More than 98 percent of taxpayers in a nationwide pilot program have either reduced or maintained their tax payments under the trial regulations. The program, replacing business tax (BT) with value-added tax (VAT), was rolled out on May 1, 2016 in the fields of construction, real estate, finance and consumer services, according to China’s State Administration of Taxation.
China started VAT reform in 2012 in certain sectors, and later expanded it to cover all industries. The aim was to avoid double taxation, replacing BT, a levy on a business’s gross revenues, with VAT, a tax levied on the difference between a commodity’s price before taxes and its production cost.
The State Administration of Taxation reported that around 11 million taxpayers had been included into the VAT pilot program thanks to the 2016 extension. And most of them had no idea about VAT before.
While more and more taxpayers enjoy the tax cuts brought by the VAT reform, a few businesses still end up paying more.

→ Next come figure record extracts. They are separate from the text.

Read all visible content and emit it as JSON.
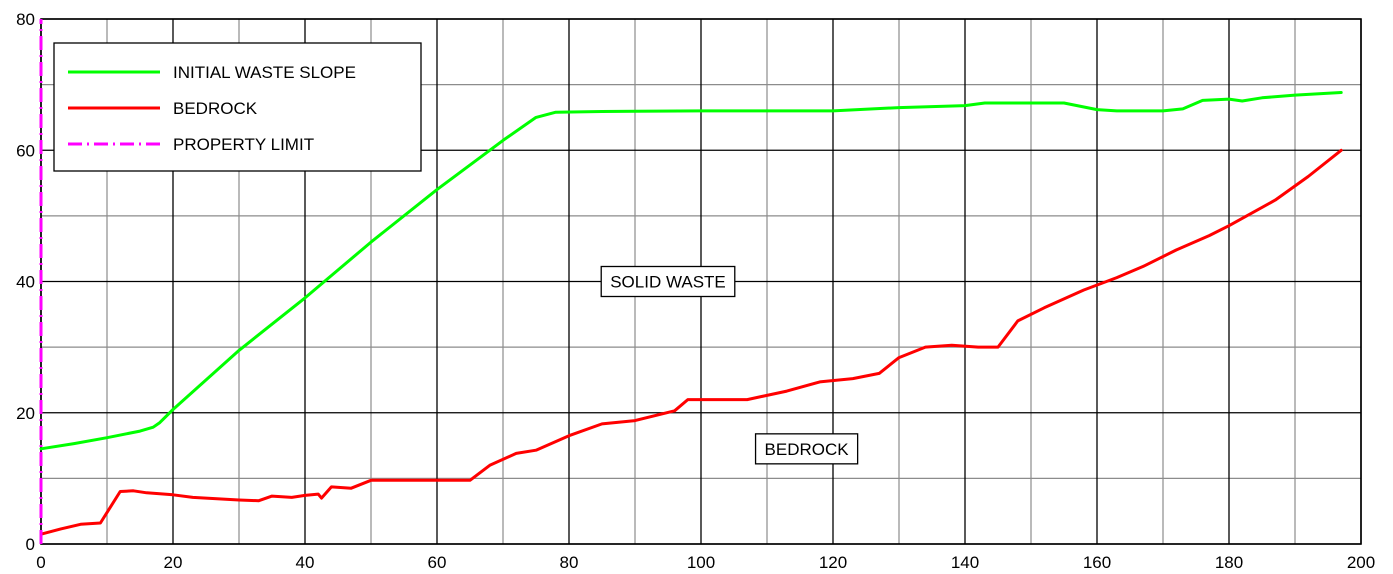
{
  "chart_data": {
    "type": "line",
    "title": "",
    "xlabel": "",
    "ylabel": "",
    "xlim": [
      0,
      200
    ],
    "ylim": [
      0,
      80
    ],
    "x_ticks": [
      0,
      20,
      40,
      60,
      80,
      100,
      120,
      140,
      160,
      180,
      200
    ],
    "y_ticks": [
      0,
      20,
      40,
      60,
      80
    ],
    "grid": true,
    "legend_position": "top-left",
    "series": [
      {
        "name": "INITIAL WASTE SLOPE",
        "color": "#00ff00",
        "style": "solid",
        "points": [
          [
            0,
            14.5
          ],
          [
            5,
            15.3
          ],
          [
            10,
            16.2
          ],
          [
            15,
            17.2
          ],
          [
            17,
            17.8
          ],
          [
            18,
            18.5
          ],
          [
            20,
            20.5
          ],
          [
            30,
            29.5
          ],
          [
            40,
            37.5
          ],
          [
            50,
            46
          ],
          [
            60,
            54
          ],
          [
            70,
            61.5
          ],
          [
            75,
            65
          ],
          [
            78,
            65.8
          ],
          [
            85,
            65.9
          ],
          [
            100,
            66
          ],
          [
            120,
            66
          ],
          [
            130,
            66.5
          ],
          [
            140,
            66.8
          ],
          [
            143,
            67.2
          ],
          [
            155,
            67.2
          ],
          [
            160,
            66.2
          ],
          [
            163,
            66
          ],
          [
            170,
            66
          ],
          [
            173,
            66.3
          ],
          [
            176,
            67.6
          ],
          [
            180,
            67.8
          ],
          [
            182,
            67.5
          ],
          [
            185,
            68
          ],
          [
            190,
            68.4
          ],
          [
            197,
            68.8
          ]
        ]
      },
      {
        "name": "BEDROCK",
        "color": "#ff0000",
        "style": "solid",
        "points": [
          [
            0,
            1.5
          ],
          [
            3,
            2.3
          ],
          [
            6,
            3
          ],
          [
            9,
            3.2
          ],
          [
            12,
            8
          ],
          [
            14,
            8.1
          ],
          [
            16,
            7.8
          ],
          [
            20,
            7.5
          ],
          [
            23,
            7.1
          ],
          [
            30,
            6.7
          ],
          [
            33,
            6.6
          ],
          [
            35,
            7.3
          ],
          [
            38,
            7.1
          ],
          [
            40,
            7.4
          ],
          [
            42,
            7.6
          ],
          [
            42.5,
            7
          ],
          [
            44,
            8.7
          ],
          [
            47,
            8.5
          ],
          [
            50,
            9.7
          ],
          [
            60,
            9.7
          ],
          [
            65,
            9.7
          ],
          [
            68,
            12
          ],
          [
            72,
            13.8
          ],
          [
            75,
            14.3
          ],
          [
            80,
            16.5
          ],
          [
            85,
            18.3
          ],
          [
            90,
            18.8
          ],
          [
            96,
            20.3
          ],
          [
            98,
            22
          ],
          [
            102,
            22
          ],
          [
            107,
            22
          ],
          [
            113,
            23.3
          ],
          [
            118,
            24.7
          ],
          [
            123,
            25.2
          ],
          [
            127,
            26
          ],
          [
            130,
            28.4
          ],
          [
            134,
            30
          ],
          [
            138,
            30.3
          ],
          [
            142,
            30
          ],
          [
            145,
            30
          ],
          [
            148,
            34
          ],
          [
            152,
            36
          ],
          [
            158,
            38.7
          ],
          [
            163,
            40.6
          ],
          [
            167,
            42.3
          ],
          [
            172,
            44.8
          ],
          [
            177,
            47
          ],
          [
            180,
            48.5
          ],
          [
            187,
            52.4
          ],
          [
            192,
            56
          ],
          [
            197,
            60
          ]
        ]
      },
      {
        "name": "PROPERTY LIMIT",
        "color": "#ff00ff",
        "style": "dash-dot",
        "points": [
          [
            0,
            0
          ],
          [
            0,
            80
          ]
        ]
      }
    ],
    "annotations": [
      {
        "text": "SOLID WASTE",
        "x": 95,
        "y": 40
      },
      {
        "text": "BEDROCK",
        "x": 116,
        "y": 14.5
      }
    ]
  }
}
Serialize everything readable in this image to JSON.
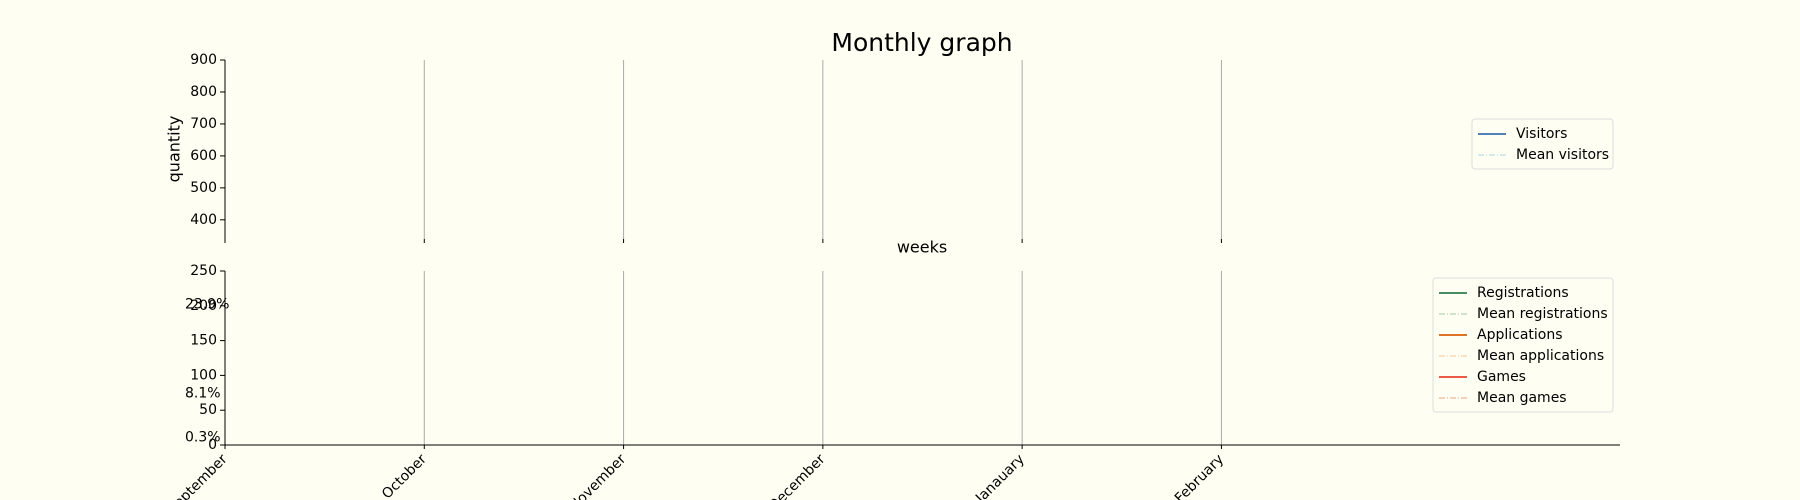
{
  "chart_data": [
    {
      "type": "line",
      "title": "Monthly graph",
      "y_label": "quantity",
      "x_label": "weeks",
      "xlim": [
        0,
        7
      ],
      "xticks": [
        0,
        1,
        2,
        3,
        4,
        5
      ],
      "ylim": [
        340,
        900
      ],
      "yticks": [
        400,
        500,
        600,
        700,
        800,
        900
      ],
      "grid": true,
      "legend": "right",
      "series": [
        {
          "name": "Visitors",
          "color": "#3a6fb0",
          "linestyle": "solid"
        },
        {
          "name": "Mean visitors",
          "color": "#a8d4e4",
          "linestyle": "dashdot"
        }
      ]
    },
    {
      "type": "line",
      "categories": [
        "September",
        "October",
        "November",
        "December",
        "Janauary",
        "February"
      ],
      "xlim": [
        0,
        7
      ],
      "ylim": [
        0,
        250
      ],
      "yticks": [
        0,
        50,
        100,
        150,
        200,
        250
      ],
      "grid": true,
      "legend": "upper right",
      "series": [
        {
          "name": "Registrations",
          "color": "#2e7d4f",
          "linestyle": "solid"
        },
        {
          "name": "Mean registrations",
          "color": "#9fc9a8",
          "linestyle": "dashdot"
        },
        {
          "name": "Applications",
          "color": "#d95f0e",
          "linestyle": "solid"
        },
        {
          "name": "Mean applications",
          "color": "#f5c69a",
          "linestyle": "dashdot"
        },
        {
          "name": "Games",
          "color": "#e8432e",
          "linestyle": "solid"
        },
        {
          "name": "Mean games",
          "color": "#f0a080",
          "linestyle": "dashdot"
        }
      ],
      "annotations": [
        {
          "text": "23.9%",
          "y": 202,
          "color": "#a04000"
        },
        {
          "text": "8.1%",
          "y": 74,
          "color": "#a04000"
        },
        {
          "text": "0.3%",
          "y": 11,
          "color": "#a04000"
        }
      ]
    }
  ]
}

In order to better carry out the VAT reform and let more people enjoy its benefits, the tax authorities started to provide a three-month guidance to taxpayers all over China, from March. This counseling, aimed at improving businesses’ understanding of the policy and helping them adapt to the new tax system, even offers advice on investment and financial management.
“As a tax reform, replacing BT with VAT is not exactly the same as direct tax relief,” said Fan Yong, professor of Central University of Finance and Economics. It requires businesses to change according to new VAT policy and improve their internal management for them to enjoy the benefits, he said.